Skyflow has raised $30 million to extend its Series B funding in 2021 led by Khosla Ventures, along with prior investors Mouro Capital, Foundation Capitaland Canvas Ventures.

The company claims to have experienced significant growth in India, with demand tripling over the past year and projected revenue expected to grow fourfold in the coming fiscal year. 

It has also increased its investment in the local tech sector, expanding job opportunities, and advancing technologies for data protection and privacy enhancement. Its future plans include tripling the go-to-market (GTM) team, doubling the workforce by year-end, and to help businesses navigate the complexities of India’s DPDP Act.

The platform currently supports nearly a billion records of user data for global customers like GoodRx, Lenovo, and Hippocratic AI, and processes more than two billion API calls quarterly.

Skyflow has recently expanded its data residency solution to include China, enabling global companies to scale in Asia without major changes to their technology. This makes it easier to comply with China's strict data privacy regulations, including the Personal Information Protection Law (PIPL) and the Cybersecurity Law (CSL).

The Data Security Council of India's report revealed more than 400 million cyber threats, with an average of 761 detections per minute. India’s data privacy laws are also a point of concern, according to Sharma.

“India's DPDP (Data Protection Law) is currently a major concern for many CTOs and CIOs. Even before DPDP, regulations like RBI's oversight of banks and the Indian government's mandate to vault Aadhaar data highlight a trend towards stricter data handling rules,” Anshu says. 

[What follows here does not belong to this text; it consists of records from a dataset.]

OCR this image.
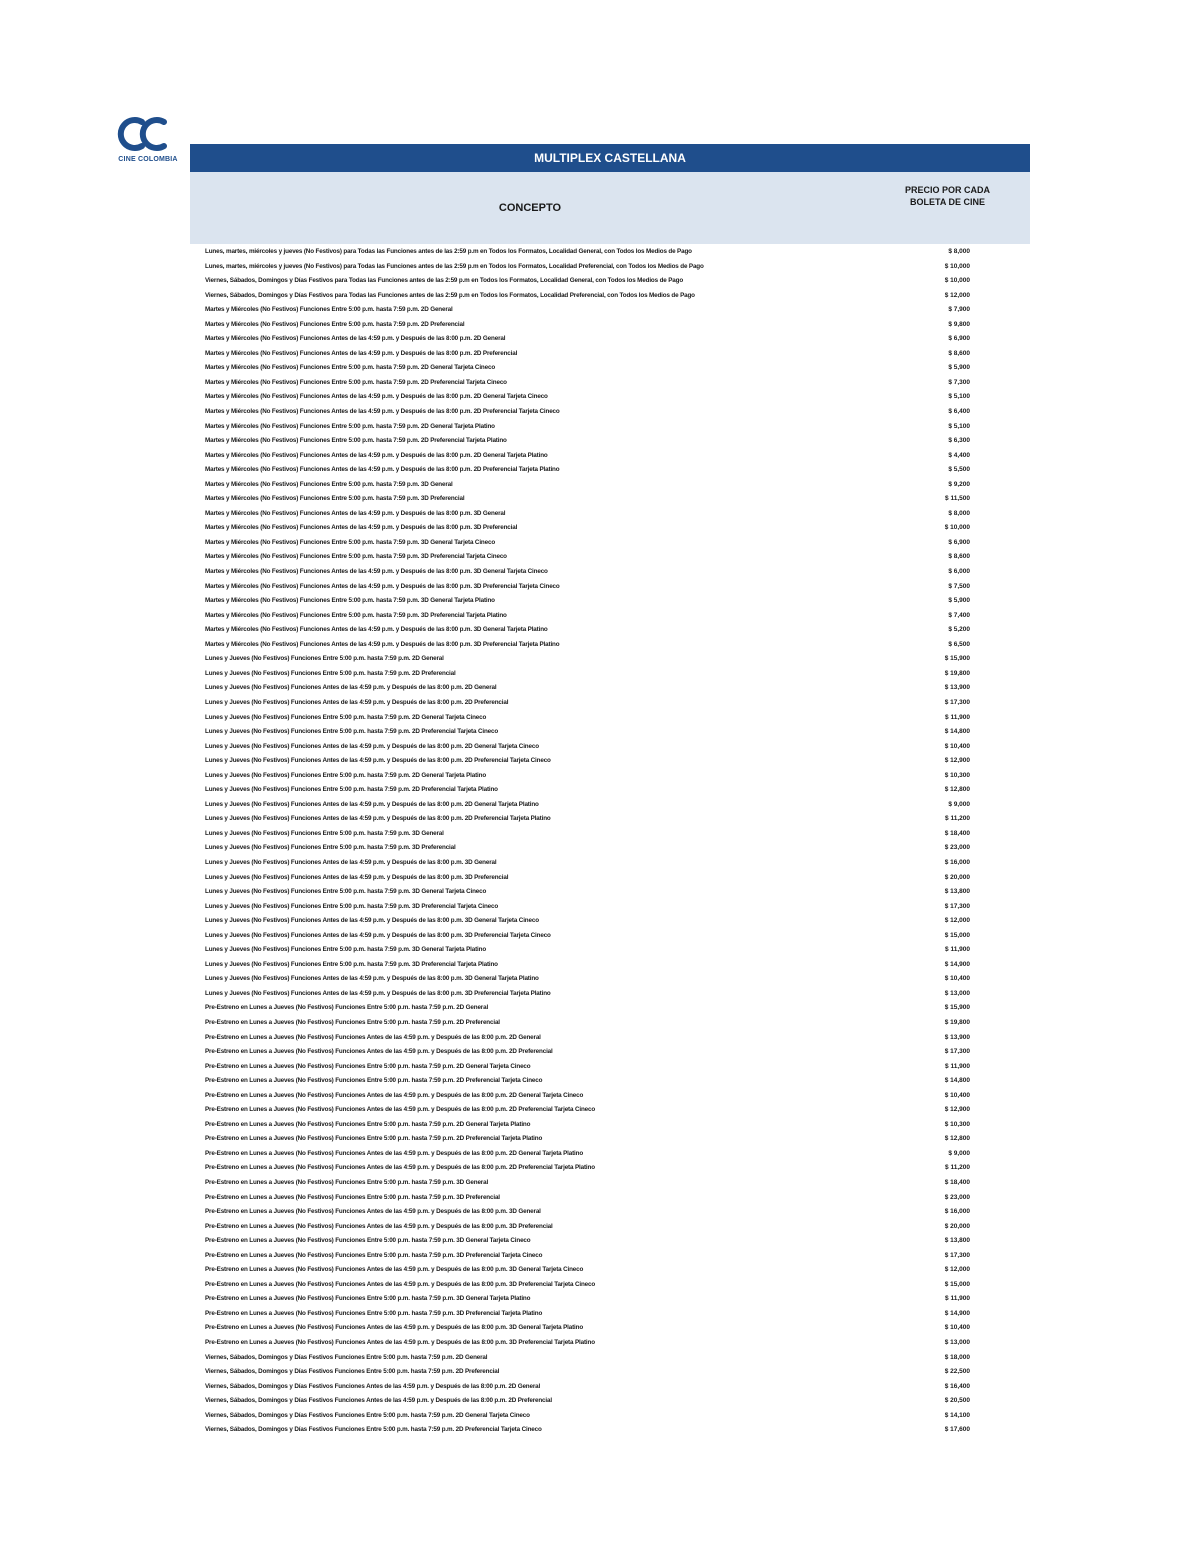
CINE COLOMBIA	MULTIPLEX CASTELLANA
CONCEPTO
PRECIO POR CADA
BOLETA DE CINE
Lunes, martes, miércoles y jueves (No Festivos) para Todas las Funciones antes de las 2:59 p.m en Todos los Formatos, Localidad General, con Todos los Medios de Pago	$ 8,000
Lunes, martes, miércoles y jueves (No Festivos) para Todas las Funciones antes de las 2:59 p.m en Todos los Formatos, Localidad Preferencial, con Todos los Medios de Pago	$ 10,000
Viernes, Sábados, Domingos y Días Festivos para Todas las Funciones antes de las 2:59 p.m en Todos los Formatos, Localidad General, con Todos los Medios de Pago	$ 10,000
Viernes, Sábados, Domingos y Días Festivos para Todas las Funciones antes de las 2:59 p.m en Todos los Formatos, Localidad Preferencial, con Todos los Medios de Pago	$ 12,000
Martes y Miércoles (No Festivos) Funciones Entre 5:00 p.m. hasta 7:59 p.m. 2D General	$ 7,900
Martes y Miércoles (No Festivos) Funciones Entre 5:00 p.m. hasta 7:59 p.m. 2D Preferencial	$ 9,800
Martes y Miércoles (No Festivos) Funciones Antes de las 4:59 p.m. y Después de las 8:00 p.m. 2D General	$ 6,900
Martes y Miércoles (No Festivos) Funciones Antes de las 4:59 p.m. y Después de las 8:00 p.m. 2D Preferencial	$ 8,600
Martes y Miércoles (No Festivos) Funciones Entre 5:00 p.m. hasta 7:59 p.m. 2D General Tarjeta Cineco	$ 5,900
Martes y Miércoles (No Festivos) Funciones Entre 5:00 p.m. hasta 7:59 p.m. 2D Preferencial Tarjeta Cineco	$ 7,300
Martes y Miércoles (No Festivos) Funciones Antes de las 4:59 p.m. y Después de las 8:00 p.m. 2D General Tarjeta Cineco	$ 5,100
Martes y Miércoles (No Festivos) Funciones Antes de las 4:59 p.m. y Después de las 8:00 p.m. 2D Preferencial Tarjeta Cineco	$ 6,400
Martes y Miércoles (No Festivos) Funciones Entre 5:00 p.m. hasta 7:59 p.m. 2D General Tarjeta Platino	$ 5,100
Martes y Miércoles (No Festivos) Funciones Entre 5:00 p.m. hasta 7:59 p.m. 2D Preferencial Tarjeta Platino	$ 6,300
Martes y Miércoles (No Festivos) Funciones Antes de las 4:59 p.m. y Después de las 8:00 p.m. 2D General Tarjeta Platino	$ 4,400
Martes y Miércoles (No Festivos) Funciones Antes de las 4:59 p.m. y Después de las 8:00 p.m. 2D Preferencial Tarjeta Platino	$ 5,500
Martes y Miércoles (No Festivos) Funciones Entre 5:00 p.m. hasta 7:59 p.m. 3D General	$ 9,200
Martes y Miércoles (No Festivos) Funciones Entre 5:00 p.m. hasta 7:59 p.m. 3D Preferencial	$ 11,500
Martes y Miércoles (No Festivos) Funciones Antes de las 4:59 p.m. y Después de las 8:00 p.m. 3D General	$ 8,000
Martes y Miércoles (No Festivos) Funciones Antes de las 4:59 p.m. y Después de las 8:00 p.m. 3D Preferencial	$ 10,000
Martes y Miércoles (No Festivos) Funciones Entre 5:00 p.m. hasta 7:59 p.m. 3D General Tarjeta Cineco	$ 6,900
Martes y Miércoles (No Festivos) Funciones Entre 5:00 p.m. hasta 7:59 p.m. 3D Preferencial Tarjeta Cineco	$ 8,600
Martes y Miércoles (No Festivos) Funciones Antes de las 4:59 p.m. y Después de las 8:00 p.m. 3D General Tarjeta Cineco	$ 6,000
Martes y Miércoles (No Festivos) Funciones Antes de las 4:59 p.m. y Después de las 8:00 p.m. 3D Preferencial Tarjeta Cineco	$ 7,500
Martes y Miércoles (No Festivos) Funciones Entre 5:00 p.m. hasta 7:59 p.m. 3D General Tarjeta Platino	$ 5,900
Martes y Miércoles (No Festivos) Funciones Entre 5:00 p.m. hasta 7:59 p.m. 3D Preferencial Tarjeta Platino	$ 7,400
Martes y Miércoles (No Festivos) Funciones Antes de las 4:59 p.m. y Después de las 8:00 p.m. 3D General Tarjeta Platino	$ 5,200
Martes y Miércoles (No Festivos) Funciones Antes de las 4:59 p.m. y Después de las 8:00 p.m. 3D Preferencial Tarjeta Platino	$ 6,500
Lunes y Jueves (No Festivos) Funciones Entre 5:00 p.m. hasta 7:59 p.m. 2D General	$ 15,900
Lunes y Jueves (No Festivos) Funciones Entre 5:00 p.m. hasta 7:59 p.m. 2D Preferencial	$ 19,800
Lunes y Jueves (No Festivos) Funciones Antes de las 4:59 p.m. y Después de las 8:00 p.m. 2D General	$ 13,900
Lunes y Jueves (No Festivos) Funciones Antes de las 4:59 p.m. y Después de las 8:00 p.m. 2D Preferencial	$ 17,300
Lunes y Jueves (No Festivos) Funciones Entre 5:00 p.m. hasta 7:59 p.m. 2D General Tarjeta Cineco	$ 11,900
Lunes y Jueves (No Festivos) Funciones Entre 5:00 p.m. hasta 7:59 p.m. 2D Preferencial Tarjeta Cineco	$ 14,800
Lunes y Jueves (No Festivos) Funciones Antes de las 4:59 p.m. y Después de las 8:00 p.m. 2D General Tarjeta Cineco	$ 10,400
Lunes y Jueves (No Festivos) Funciones Antes de las 4:59 p.m. y Después de las 8:00 p.m. 2D Preferencial Tarjeta Cineco	$ 12,900
Lunes y Jueves (No Festivos) Funciones Entre 5:00 p.m. hasta 7:59 p.m. 2D General Tarjeta Platino	$ 10,300
Lunes y Jueves (No Festivos) Funciones Entre 5:00 p.m. hasta 7:59 p.m. 2D Preferencial Tarjeta Platino	$ 12,800
Lunes y Jueves (No Festivos) Funciones Antes de las 4:59 p.m. y Después de las 8:00 p.m. 2D General Tarjeta Platino	$ 9,000
Lunes y Jueves (No Festivos) Funciones Antes de las 4:59 p.m. y Después de las 8:00 p.m. 2D Preferencial Tarjeta Platino	$ 11,200
Lunes y Jueves (No Festivos) Funciones Entre 5:00 p.m. hasta 7:59 p.m. 3D General	$ 18,400
Lunes y Jueves (No Festivos) Funciones Entre 5:00 p.m. hasta 7:59 p.m. 3D Preferencial	$ 23,000
Lunes y Jueves (No Festivos) Funciones Antes de las 4:59 p.m. y Después de las 8:00 p.m. 3D General	$ 16,000
Lunes y Jueves (No Festivos) Funciones Antes de las 4:59 p.m. y Después de las 8:00 p.m. 3D Preferencial	$ 20,000
Lunes y Jueves (No Festivos) Funciones Entre 5:00 p.m. hasta 7:59 p.m. 3D General Tarjeta Cineco	$ 13,800
Lunes y Jueves (No Festivos) Funciones Entre 5:00 p.m. hasta 7:59 p.m. 3D Preferencial Tarjeta Cineco	$ 17,300
Lunes y Jueves (No Festivos) Funciones Antes de las 4:59 p.m. y Después de las 8:00 p.m. 3D General Tarjeta Cineco	$ 12,000
Lunes y Jueves (No Festivos) Funciones Antes de las 4:59 p.m. y Después de las 8:00 p.m. 3D Preferencial Tarjeta Cineco	$ 15,000
Lunes y Jueves (No Festivos) Funciones Entre 5:00 p.m. hasta 7:59 p.m. 3D General Tarjeta Platino	$ 11,900
Lunes y Jueves (No Festivos) Funciones Entre 5:00 p.m. hasta 7:59 p.m. 3D Preferencial Tarjeta Platino	$ 14,900
Lunes y Jueves (No Festivos) Funciones Antes de las 4:59 p.m. y Después de las 8:00 p.m. 3D General Tarjeta Platino	$ 10,400
Lunes y Jueves (No Festivos) Funciones Antes de las 4:59 p.m. y Después de las 8:00 p.m. 3D Preferencial Tarjeta Platino	$ 13,000
Pre-Estreno en Lunes a Jueves (No Festivos) Funciones Entre 5:00 p.m. hasta 7:59 p.m. 2D General	$ 15,900
Pre-Estreno en Lunes a Jueves (No Festivos) Funciones Entre 5:00 p.m. hasta 7:59 p.m. 2D Preferencial	$ 19,800
Pre-Estreno en Lunes a Jueves (No Festivos) Funciones Antes de las 4:59 p.m. y Después de las 8:00 p.m. 2D General	$ 13,900
Pre-Estreno en Lunes a Jueves (No Festivos) Funciones Antes de las 4:59 p.m. y Después de las 8:00 p.m. 2D Preferencial	$ 17,300
Pre-Estreno en Lunes a Jueves (No Festivos) Funciones Entre 5:00 p.m. hasta 7:59 p.m. 2D General Tarjeta Cineco	$ 11,900
Pre-Estreno en Lunes a Jueves (No Festivos) Funciones Entre 5:00 p.m. hasta 7:59 p.m. 2D Preferencial Tarjeta Cineco	$ 14,800
Pre-Estreno en Lunes a Jueves (No Festivos) Funciones Antes de las 4:59 p.m. y Después de las 8:00 p.m. 2D General Tarjeta Cineco	$ 10,400
Pre-Estreno en Lunes a Jueves (No Festivos) Funciones Antes de las 4:59 p.m. y Después de las 8:00 p.m. 2D Preferencial Tarjeta Cineco	$ 12,900
Pre-Estreno en Lunes a Jueves (No Festivos) Funciones Entre 5:00 p.m. hasta 7:59 p.m. 2D General Tarjeta Platino	$ 10,300
Pre-Estreno en Lunes a Jueves (No Festivos) Funciones Entre 5:00 p.m. hasta 7:59 p.m. 2D Preferencial Tarjeta Platino	$ 12,800
Pre-Estreno en Lunes a Jueves (No Festivos) Funciones Antes de las 4:59 p.m. y Después de las 8:00 p.m. 2D General Tarjeta Platino	$ 9,000
Pre-Estreno en Lunes a Jueves (No Festivos) Funciones Antes de las 4:59 p.m. y Después de las 8:00 p.m. 2D Preferencial Tarjeta Platino	$ 11,200
Pre-Estreno en Lunes a Jueves (No Festivos) Funciones Entre 5:00 p.m. hasta 7:59 p.m. 3D General	$ 18,400
Pre-Estreno en Lunes a Jueves (No Festivos) Funciones Entre 5:00 p.m. hasta 7:59 p.m. 3D Preferencial	$ 23,000
Pre-Estreno en Lunes a Jueves (No Festivos) Funciones Antes de las 4:59 p.m. y Después de las 8:00 p.m. 3D General	$ 16,000
Pre-Estreno en Lunes a Jueves (No Festivos) Funciones Antes de las 4:59 p.m. y Después de las 8:00 p.m. 3D Preferencial	$ 20,000
Pre-Estreno en Lunes a Jueves (No Festivos) Funciones Entre 5:00 p.m. hasta 7:59 p.m. 3D General Tarjeta Cineco	$ 13,800
Pre-Estreno en Lunes a Jueves (No Festivos) Funciones Entre 5:00 p.m. hasta 7:59 p.m. 3D Preferencial Tarjeta Cineco	$ 17,300
Pre-Estreno en Lunes a Jueves (No Festivos) Funciones Antes de las 4:59 p.m. y Después de las 8:00 p.m. 3D General Tarjeta Cineco	$ 12,000
Pre-Estreno en Lunes a Jueves (No Festivos) Funciones Antes de las 4:59 p.m. y Después de las 8:00 p.m. 3D Preferencial Tarjeta Cineco	$ 15,000
Pre-Estreno en Lunes a Jueves (No Festivos) Funciones Entre 5:00 p.m. hasta 7:59 p.m. 3D General Tarjeta Platino	$ 11,900
Pre-Estreno en Lunes a Jueves (No Festivos) Funciones Entre 5:00 p.m. hasta 7:59 p.m. 3D Preferencial Tarjeta Platino	$ 14,900
Pre-Estreno en Lunes a Jueves (No Festivos) Funciones Antes de las 4:59 p.m. y Después de las 8:00 p.m. 3D General Tarjeta Platino	$ 10,400
Pre-Estreno en Lunes a Jueves (No Festivos) Funciones Antes de las 4:59 p.m. y Después de las 8:00 p.m. 3D Preferencial Tarjeta Platino	$ 13,000
Viernes, Sábados, Domingos y Días Festivos Funciones Entre 5:00 p.m. hasta 7:59 p.m. 2D General	$ 18,000
Viernes, Sábados, Domingos y Días Festivos Funciones Entre 5:00 p.m. hasta 7:59 p.m. 2D Preferencial	$ 22,500
Viernes, Sábados, Domingos y Días Festivos Funciones Antes de las 4:59 p.m. y Después de las 8:00 p.m. 2D General	$ 16,400
Viernes, Sábados, Domingos y Días Festivos Funciones Antes de las 4:59 p.m. y Después de las 8:00 p.m. 2D Preferencial	$ 20,500
Viernes, Sábados, Domingos y Días Festivos Funciones Entre 5:00 p.m. hasta 7:59 p.m. 2D General Tarjeta Cineco	$ 14,100
Viernes, Sábados, Domingos y Días Festivos Funciones Entre 5:00 p.m. hasta 7:59 p.m. 2D Preferencial Tarjeta Cineco	$ 17,600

“Simultaneously, the volume of data flowing from applications to analytics and AI has increased dramatically. However, laws are tightening on where and how this data can be stored, such as restrictions preventing multinational companies from housing personal data of Indian citizens outside India,” he proclaims. 

However, Skyflow acknowledges one of the major challenges: the changing behaviour of AI technology. 

“As the AI landscape evolves, we began by helping customers ensure compliant fine-tuning and training of data, and safeguarding inference use cases by preventing unauthorised access to sensitive information.”

“We are enhancing our capabilities to offer customisable guardrails and fine-grained access controls, supporting privately hosted LLMs with advanced privacy measures,” he explains. 

It caters to various sectors such as fintech, digital health, banking, retail, and travel services in over 150 countries. 

“Our roadmap includes seamless solutions for RAG-based (Retrieval-Augmented Generation) architectures and integrations with AI platforms like NVIDIA, Snowflake, and Databricks, ensuring a robust privacy layer. Additionally, we will launch Skyflow Data Privacy Agents for workflow integration and expand into MLOps (Machine Learning Operations) by partnering with specific vendors,” he adds.